Up until the final act of Wonder Woman, Diana (Gal Gadot) and Steve Trevor (Chris Pine) are attempting to stop the Germans from unleashing a terrible chemical weapon upon the world. Trevor believes that stopping General Ludendorff (Danny Huston) is a key component of stopping this destruction from happening, but that he isn’t the only cog to deal with. On the other hand, Diana has been taught her whole life that the struggle between good and evil is equal to man vs. Ares. Ares, the God of War, manipulates men to do his bidding and makes them destroy each other mercilessly. Her whole life has been building up to this moment, destroying Ares is what will fulfill her duty. She vehemently believes that General Ludendorff and Ares are one in the same and that defeating him will bring peace to the world.
Diana soon discovers that destroying one man will not bring peace to the world. Once she despatches of Lunderdorff, the war doesn’t just stop. Suddenly it is revealed that Lunderdorff was not Ares, but that Sir Patrick Morgan (David Thewlis) is the God of War. Diana discovers the true secret of her identity, that the sword carries is not the ‘god killer,’ but that she holds power to defeat Ares herself. If you didn’t already guess it, the reveals come fast and heavy during the final moments.
Ares believes that mankind is not worth saving. That they will eventually destroy each other until there is nothing left. Diana has seen first hand that man can destroy each other mercilessly. They can murder each other without a thought in the middle of combat, and they can drop chemical weapons on each other without care. The epic confrontation between Wonder Woman and Ares is about whether mankind is worth saving.
Then comes the death of Steve Trevor. With his death, Diana realizes that mankind is capable of love, peace, spirit, and devotion. She rebukes Ares claim that mankind is all-evil and uses the power of Zeus to defeat the God of War. For Wonder Woman is not a mere superhero, but she is a god molded in clay and brought to life by Zeus.
Why it just doesn’t work
The biggest problem facing the finale is that it feels rushed. This wouldn’t feel so obvious if the entire film up to this point wasn’t so meticulously paced. There are sequences that are cut out to make the film hum along, but they don’t make much sense narratively. Wonder Woman has a confrontation with Ares, there’s another explosion somewhere else at the military installation, and then it seems that Ares has just let Wonder Woman grab her sword so that she can have it destroyed in Ares’ hand. Nevermind that within the course of a few hours it seems that Steve Trevor has driven all over Germany. How does he manage to follow Wonder Woman to the site of missile attack, miles away, and then conveniently show up at the secret military base where General Lunderdorff keeps his missiles? There have to be missing scenes here that show some of this continuity unless they figured audiences don’t need logic in their superhero movies.

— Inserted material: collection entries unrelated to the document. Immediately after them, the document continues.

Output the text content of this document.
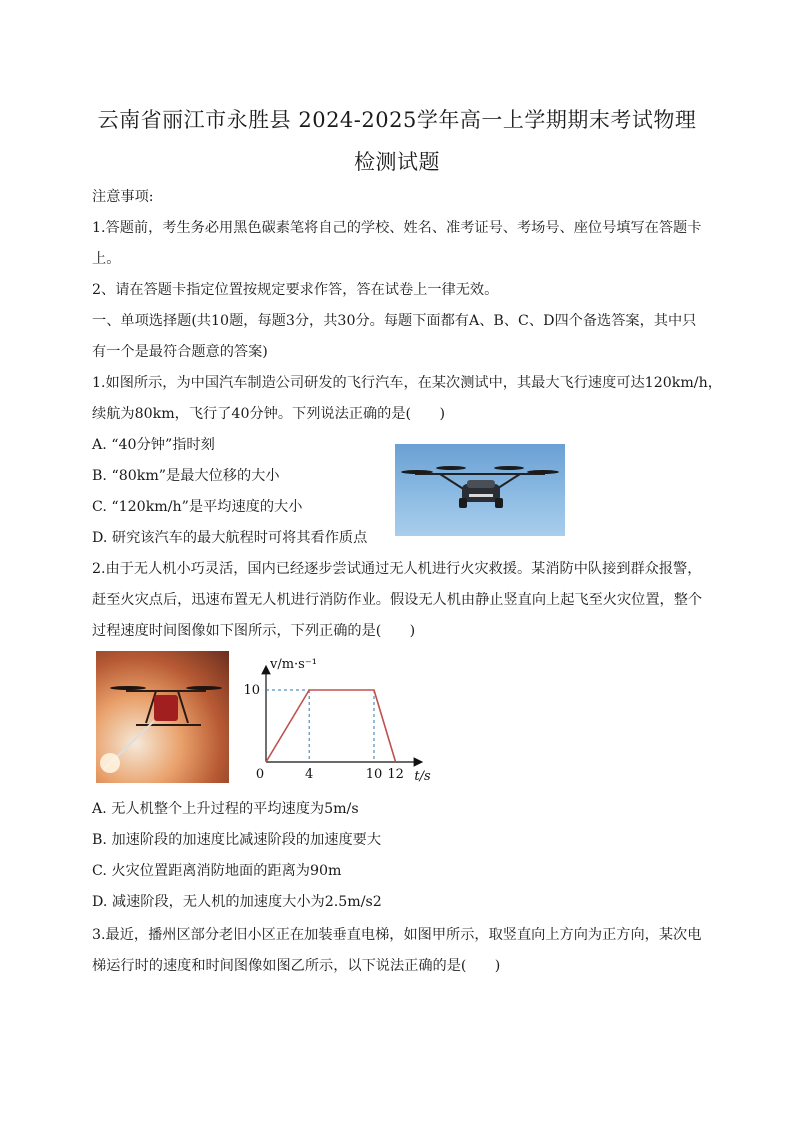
云南省丽江市永胜县 2024-2025学年高一上学期期末考试物理
检测试题
注意事项:
1.答题前，考生务必用黑色碳素笔将自己的学校、姓名、准考证号、考场号、座位号填写在答题卡
上。
2、请在答题卡指定位置按规定要求作答，答在试卷上一律无效。
一、单项选择题(共10题，每题3分，共30分。每题下面都有A、B、C、D四个备选答案，其中只
有一个是最符合题意的答案)
1.如图所示，为中国汽车制造公司研发的飞行汽车，在某次测试中，其最大飞行速度可达120km/h，
续航为80km，飞行了40分钟。下列说法正确的是(　　)
A. “40分钟”指时刻
B. “80km”是最大位移的大小
C. “120km/h”是平均速度的大小
D. 研究该汽车的最大航程时可将其看作质点
2.由于无人机小巧灵活，国内已经逐步尝试通过无人机进行火灾救援。某消防中队接到群众报警，
赶至火灾点后，迅速布置无人机进行消防作业。假设无人机由静止竖直向上起飞至火灾位置，整个
过程速度时间图像如下图所示，下列正确的是(　　)
0	4	10 12
10
t/s
v/m·s⁻¹
A. 无人机整个上升过程的平均速度为5m/s
B. 加速阶段的加速度比减速阶段的加速度要大
C. 火灾位置距离消防地面的距离为90m
D. 减速阶段，无人机的加速度大小为2.5m/s2
3.最近，播州区部分老旧小区正在加装垂直电梯，如图甲所示，取竖直向上方向为正方向，某次电
梯运行时的速度和时间图像如图乙所示，以下说法正确的是(　　)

There is also the humungous plot dump in the final battle as well. It isn’t enough that Ares is throwing Wonder Woman around using his godly strength, he has to give her storytime as well. This is what happens when you wait until the last possible moment to unveil a master villain. All of his motivations have been explained as myths from the Amazonians within the first couple moments of the film. Ares hasn’t had time to explain his side of the story and his motivations for being a villain.
The way the story has framed it, World War I is mainly influenced by Ares, and that is enough to make him ‘a bad guy.’ The whole reason he even exists in this movie is to make it seem that Wonder Woman has some weakness. That doesn’t come together either when you cast an actor such as David Thewlis as Ares. He comes across as a great intellectual, someone who could manipulate others to do his bidding. As far as being an all-powerful god? Not so much. He just doesn’t come across as menacing. Perhaps he gets his incredible strength from his armor? That could be an explanation. Ares just exists in this story to be an equal, menacing foil to Wonder Woman, but he ends up being nothing more than an exposition CG machine.
Wonder Woman, as a whole, is a massive success story. The box office records it has shattered will do more good for future movies of this ilk than we can imagine right now. Years later, when we look back at it, we will see this powerful story of a woman superhero that was long overdue. Unfortunately, we’ll also see that the ending isn’t revolutionary at all. It falls back on same tired tropes of having a monstrous CGI villain for the hero is dispatch before the closing credits. Marvel and DC have been guilty of doing this over and over again in their features. Wonder Woman is a fantastic feature, but there is room for improvement. Hopefully, a sequel can revolutionize something else about superhero films, their endings.